Just to confuse things more a few schools (not many around here) have "nursery" as a year attached to school prior to reception or joint with EYFS. Again sometimes just mornings/afternoons or sometimes school times.

HolgerDanske Wed 02-Apr-14 08:58:52

Sorry OP this will be no help to you, but I misread the thread title as, Is 2 too young to send a child to med school grin

GoodnessIsThatTheTime Wed 02-Apr-14 09:05:00

Grin. That would have to be a mumsnetter wouldn't it.

JapaneseMargaret Wed 02-Apr-14 09:09:34

This same advice applies on the thread as the other - do what is best for your child and you. In this case, it seems pretty clear that pre-school works, and is good for your DS, and is a bit of a respite for you as well. smile

GoodnessIsThatTheTime Wed 02-Apr-14 09:14:03

What does your daughter want to do?

mrsjay Wed 02-Apr-14 09:16:51

I think it is wonderful these funded places are in place for young children OP you are doing nothing wrong one size does not fit everychild your child is thriving having his SALT sessions i assume and loves his preschool not every child does and some leave them till they are a bit older there is no right or wrong thing when it comes to nursery, MY own dds went to playgroups on their own when they were that age they loved it

Marvintheparanoid Wed 02-Apr-14 09:17:30

I just replied to the other thread, and its the same advice really.

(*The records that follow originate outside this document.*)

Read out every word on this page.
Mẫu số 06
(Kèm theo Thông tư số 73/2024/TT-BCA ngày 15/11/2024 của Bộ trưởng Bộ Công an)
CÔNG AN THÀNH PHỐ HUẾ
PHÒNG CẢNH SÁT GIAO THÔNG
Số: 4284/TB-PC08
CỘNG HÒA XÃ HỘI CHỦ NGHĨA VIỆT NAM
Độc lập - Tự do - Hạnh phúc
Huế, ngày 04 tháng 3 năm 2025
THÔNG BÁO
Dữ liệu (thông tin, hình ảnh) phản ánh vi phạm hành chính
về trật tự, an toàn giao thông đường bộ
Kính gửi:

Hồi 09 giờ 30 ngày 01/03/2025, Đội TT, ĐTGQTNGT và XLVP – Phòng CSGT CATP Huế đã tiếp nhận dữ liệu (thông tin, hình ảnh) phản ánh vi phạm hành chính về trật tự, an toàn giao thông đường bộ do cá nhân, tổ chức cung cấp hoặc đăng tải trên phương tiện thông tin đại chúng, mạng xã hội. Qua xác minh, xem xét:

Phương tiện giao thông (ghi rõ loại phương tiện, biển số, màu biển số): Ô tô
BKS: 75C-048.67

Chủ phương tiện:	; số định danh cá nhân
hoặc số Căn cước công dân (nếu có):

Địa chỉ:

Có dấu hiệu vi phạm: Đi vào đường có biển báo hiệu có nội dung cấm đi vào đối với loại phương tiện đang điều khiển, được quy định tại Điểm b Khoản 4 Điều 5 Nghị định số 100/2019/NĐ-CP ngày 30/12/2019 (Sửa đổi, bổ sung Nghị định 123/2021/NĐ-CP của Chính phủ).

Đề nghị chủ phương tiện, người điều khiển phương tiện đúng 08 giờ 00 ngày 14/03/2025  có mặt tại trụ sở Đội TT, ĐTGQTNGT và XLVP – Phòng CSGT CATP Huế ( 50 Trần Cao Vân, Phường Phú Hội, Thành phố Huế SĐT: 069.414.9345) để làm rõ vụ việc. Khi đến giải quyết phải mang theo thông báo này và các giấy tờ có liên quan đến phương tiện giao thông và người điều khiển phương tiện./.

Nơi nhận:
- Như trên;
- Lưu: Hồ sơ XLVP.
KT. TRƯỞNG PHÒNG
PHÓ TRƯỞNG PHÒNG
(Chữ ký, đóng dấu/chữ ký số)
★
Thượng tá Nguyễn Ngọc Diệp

Trust your instincts. My DD went to preschool at 2 without problem, DNephew was kept home till 4 cos he didn't like it. Both are doing just fine. You know your child, if he is thriving, please don't feel guilty. smile

Weetabixwife Wed 02-Apr-14 09:23:00

Message withdrawn at poster's request.

Andcake Wed 02-Apr-14 09:26:58

Just wanted to add although my partner is a sahd we plan to send ds to nursery (at least a few mornings a week) from just after 2. Mostly as I think it will help his development (especially social skills) and he needs to run around more than our home allows!
He is likely to be an only child (sob sob sob) so I want him to have some friends to play with. Again we don't have family etc close by

Aeroflotgirl Wed 02-Apr-14 09:30:56

Mrs Sean your lucky you have family nearby, dh parents and sister live abroad and my mum is elderly and lives a way. She is not able to help much as she finds it hard due to her age. Sean you in your circumstances are doing the right thing, dd is obviously unhappy which is not good. Ds seems happy, the benefits for us outweigh it all. He just is a big ball of energy and exploring. He is also extremely independent and did not really do hugs or cuddles, just a quick one than off he goes

GoodnessIsThatTheTime Wed 02-Apr-14 09:34:40

Weetabix - they have to follow the EYFS (same as a nursery/cm of that age) so yes its playing, but its learning through play and the kids have targets!It would be similar to the 3-4 room of a nursery I suspect. Sometimes a different ethos if its a community pre-school but similar inside I suspect.

Sometimes a nursery year in a school is more school-like. We avoided the one near us for that reason - they have a different ration to, as its a qualified teacher it can be a teacher and a ta for the class rather than lots of key workers.

Its only really in the last 2 years that sending 2 year olds to pre-school has become a "thing". Prior to that if you wanted childcare you would use a nursery or cm, so some pre-schools aren't ideally set up for 2 year olds (I think the one I use does a good job, but for the last billion years they have had mainly 3/4 year olds and arent ideally set up to have the 2 year olds in there witih them. A nursery often has different rooms.)

I've thought about it a lot, and we chose not to do pre-school early as we can provide well at home. However I think you need to weigh up the benefit to the whole family and in many cases a break from the child can be A Very Good Thing, especially if there isn't family help etc.

GoodnessIsThatTheTime Wed 02-Apr-14 09:37:06

Oh gosh - my comment about the daughter was for a different thread. I'm going to come off mn and go into the outside world for a bit!

Aeroflot - sounds perfect in your situation, and your ds is enjoying it so good all around! It's so easy to start to feel anxious when reading mn threads isn't it - there's 101 ways to do things "right".